PyTorch Project Template A simple and well designed structure is essential for any Deep Learning project, so after a lot practice and contributing in

Sarat Chinni 1 Nov 02, 2021
The implementation code for "DAGAN: Deep De-Aliasing Generative Adversarial Networks for Fast Compressed Sensing MRI Reconstruction"

DAGAN This is the official implementation code for DAGAN: Deep De-Aliasing Generative Adversarial Networks for Fast Compressed Sensing MRI Reconstruct

TensorLayer Community 159 Nov 22, 2022
Physics-informed Neural Operator for Learning Partial Differential Equation

PINO Physics-informed Neural Operator for Learning Partial Differential Equation Abstract: Machine learning methods have recently shown promise in sol

107 Jan 02, 2023
This codebase is the official implementation of Test-Time Classifier Adjustment Module for Model-Agnostic Domain Generalization (NeurIPS2021, Spotlight)
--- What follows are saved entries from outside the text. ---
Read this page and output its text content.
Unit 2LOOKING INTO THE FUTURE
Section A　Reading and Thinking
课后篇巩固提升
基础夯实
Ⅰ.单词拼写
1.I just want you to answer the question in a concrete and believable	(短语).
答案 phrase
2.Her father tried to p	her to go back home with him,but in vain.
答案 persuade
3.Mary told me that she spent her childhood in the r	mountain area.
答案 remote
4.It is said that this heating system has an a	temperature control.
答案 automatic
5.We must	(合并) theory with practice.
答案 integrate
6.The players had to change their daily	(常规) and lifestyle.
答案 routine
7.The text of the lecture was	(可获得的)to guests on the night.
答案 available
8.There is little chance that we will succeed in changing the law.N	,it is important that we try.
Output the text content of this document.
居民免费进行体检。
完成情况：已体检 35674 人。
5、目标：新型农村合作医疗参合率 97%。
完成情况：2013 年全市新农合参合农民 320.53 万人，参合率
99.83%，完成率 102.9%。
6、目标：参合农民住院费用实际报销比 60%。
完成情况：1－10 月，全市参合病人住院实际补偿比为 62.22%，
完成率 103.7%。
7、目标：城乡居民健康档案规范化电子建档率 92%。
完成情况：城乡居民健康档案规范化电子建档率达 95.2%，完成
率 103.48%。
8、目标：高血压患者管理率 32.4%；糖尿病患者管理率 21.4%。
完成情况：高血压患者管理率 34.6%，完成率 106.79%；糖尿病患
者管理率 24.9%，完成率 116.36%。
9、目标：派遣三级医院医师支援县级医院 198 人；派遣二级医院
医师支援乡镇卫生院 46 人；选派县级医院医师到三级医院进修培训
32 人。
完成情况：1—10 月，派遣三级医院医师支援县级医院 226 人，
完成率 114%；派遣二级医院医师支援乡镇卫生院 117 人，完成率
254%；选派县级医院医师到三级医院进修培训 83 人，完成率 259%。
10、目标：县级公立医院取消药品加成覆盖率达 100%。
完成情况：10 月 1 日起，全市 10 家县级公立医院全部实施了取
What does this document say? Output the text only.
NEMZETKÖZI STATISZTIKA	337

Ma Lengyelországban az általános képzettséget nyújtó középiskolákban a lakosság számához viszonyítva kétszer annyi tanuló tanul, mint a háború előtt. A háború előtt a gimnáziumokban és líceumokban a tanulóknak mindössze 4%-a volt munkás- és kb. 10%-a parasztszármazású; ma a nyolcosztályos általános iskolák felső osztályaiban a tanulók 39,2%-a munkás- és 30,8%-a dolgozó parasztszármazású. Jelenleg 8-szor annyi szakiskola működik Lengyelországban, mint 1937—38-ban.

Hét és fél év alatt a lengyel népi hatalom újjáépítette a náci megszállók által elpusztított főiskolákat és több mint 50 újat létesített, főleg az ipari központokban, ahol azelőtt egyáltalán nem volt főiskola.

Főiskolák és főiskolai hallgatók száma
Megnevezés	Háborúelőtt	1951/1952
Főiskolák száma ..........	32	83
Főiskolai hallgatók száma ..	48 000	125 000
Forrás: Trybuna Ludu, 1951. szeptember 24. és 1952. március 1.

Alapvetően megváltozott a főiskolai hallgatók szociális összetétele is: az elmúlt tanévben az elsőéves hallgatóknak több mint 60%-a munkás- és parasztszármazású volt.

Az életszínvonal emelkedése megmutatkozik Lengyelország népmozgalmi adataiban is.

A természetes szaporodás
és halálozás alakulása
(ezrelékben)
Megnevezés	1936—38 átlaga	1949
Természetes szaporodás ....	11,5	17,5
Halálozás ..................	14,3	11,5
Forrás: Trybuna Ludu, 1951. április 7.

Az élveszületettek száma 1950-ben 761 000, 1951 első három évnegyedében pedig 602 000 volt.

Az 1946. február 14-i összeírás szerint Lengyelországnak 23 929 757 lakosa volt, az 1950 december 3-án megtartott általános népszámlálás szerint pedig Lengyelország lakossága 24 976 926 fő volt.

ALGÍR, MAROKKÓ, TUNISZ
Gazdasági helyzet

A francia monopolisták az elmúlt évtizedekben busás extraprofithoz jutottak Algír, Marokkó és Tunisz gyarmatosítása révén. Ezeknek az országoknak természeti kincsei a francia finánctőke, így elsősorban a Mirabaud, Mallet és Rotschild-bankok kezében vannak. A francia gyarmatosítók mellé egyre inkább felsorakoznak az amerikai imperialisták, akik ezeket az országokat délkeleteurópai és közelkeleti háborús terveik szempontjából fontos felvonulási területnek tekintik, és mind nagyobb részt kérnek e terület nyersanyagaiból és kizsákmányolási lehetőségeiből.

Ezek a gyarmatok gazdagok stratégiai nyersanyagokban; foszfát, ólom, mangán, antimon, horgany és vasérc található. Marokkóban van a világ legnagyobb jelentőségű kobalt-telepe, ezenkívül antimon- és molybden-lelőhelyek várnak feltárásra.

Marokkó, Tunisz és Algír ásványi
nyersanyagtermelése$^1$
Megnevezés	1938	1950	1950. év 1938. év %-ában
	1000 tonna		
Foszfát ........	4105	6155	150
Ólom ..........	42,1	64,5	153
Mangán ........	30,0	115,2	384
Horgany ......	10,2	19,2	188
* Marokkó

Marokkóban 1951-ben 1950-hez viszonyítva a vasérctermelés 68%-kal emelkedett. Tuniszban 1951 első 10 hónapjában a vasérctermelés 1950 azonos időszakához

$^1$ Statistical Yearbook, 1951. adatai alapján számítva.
Test-Time Classifier Adjustment Module for Model-Agnostic Domain Generalization This codebase is the official implementation of Test-Time Classifier A

47 Dec 28, 2022
Generalized Jensen-Shannon Divergence Loss for Learning with Noisy Labels

The official code for the NeurIPS 2021 paper Generalized Jensen-Shannon Divergence Loss for Learning with Noisy Labels

13 Dec 22, 2022
PyTorch implementation of Self-supervised Contrastive Regularization for DG (SelfReg)

SelfReg PyTorch official implementation of Self-supervised Contrastive Regularization for Domain Generalization (SelfReg, https://arxiv.org/abs/2104.0

64 Dec 16, 2022
Pytorch implementation of MalConv

MalConv-Pytorch A Pytorch implementation of MalConv Desciprtion This is the implementation of MalConv proposed in Malware Detection by Eating a Whole

Alexander H. Liu 58 Oct 26, 2022
Auto Seg-Loss: Searching Metric Surrogates for Semantic Segmentation

Auto-Seg-Loss By Hao Li, Chenxin Tao, Xizhou Zhu, Xiaogang Wang, Gao Huang, Jifeng Dai This is the official implementation of the ICLR 2021 paper Auto

61 Dec 21, 2022
Global Rhythm Style Transfer Without Text Transcriptions

Global Prosody Style Transfer Without Text Transcriptions This repository provides a PyTorch implementation of AutoPST, which enables unsupervised glo

Kaizhi Qian 193 Dec 30, 2022
A Pytorch implementation of CVPR 2021 paper "RSG: A Simple but Effective Module for Learning Imbalanced Datasets"

RSG: A Simple but Effective Module for Learning Imbalanced Datasets (CVPR 2021) A Pytorch implementation of our CVPR 2021 paper "RSG: A Simple but Eff

120 Dec 12, 2022
Unofficial Implementation of MLP-Mixer, Image Classification Model

MLP-Mixer Unoffical Implementation of MLP-Mixer, easy to use with terminal. Train and test easly. https://arxiv.org/abs/2105.01601 MLP-Mixer is an arc

OฤŸuzhan Ercan 6 Dec 05, 2022
Qt-GUI implementation of the YOLOv5 algorithm (ver.6 and ver.5)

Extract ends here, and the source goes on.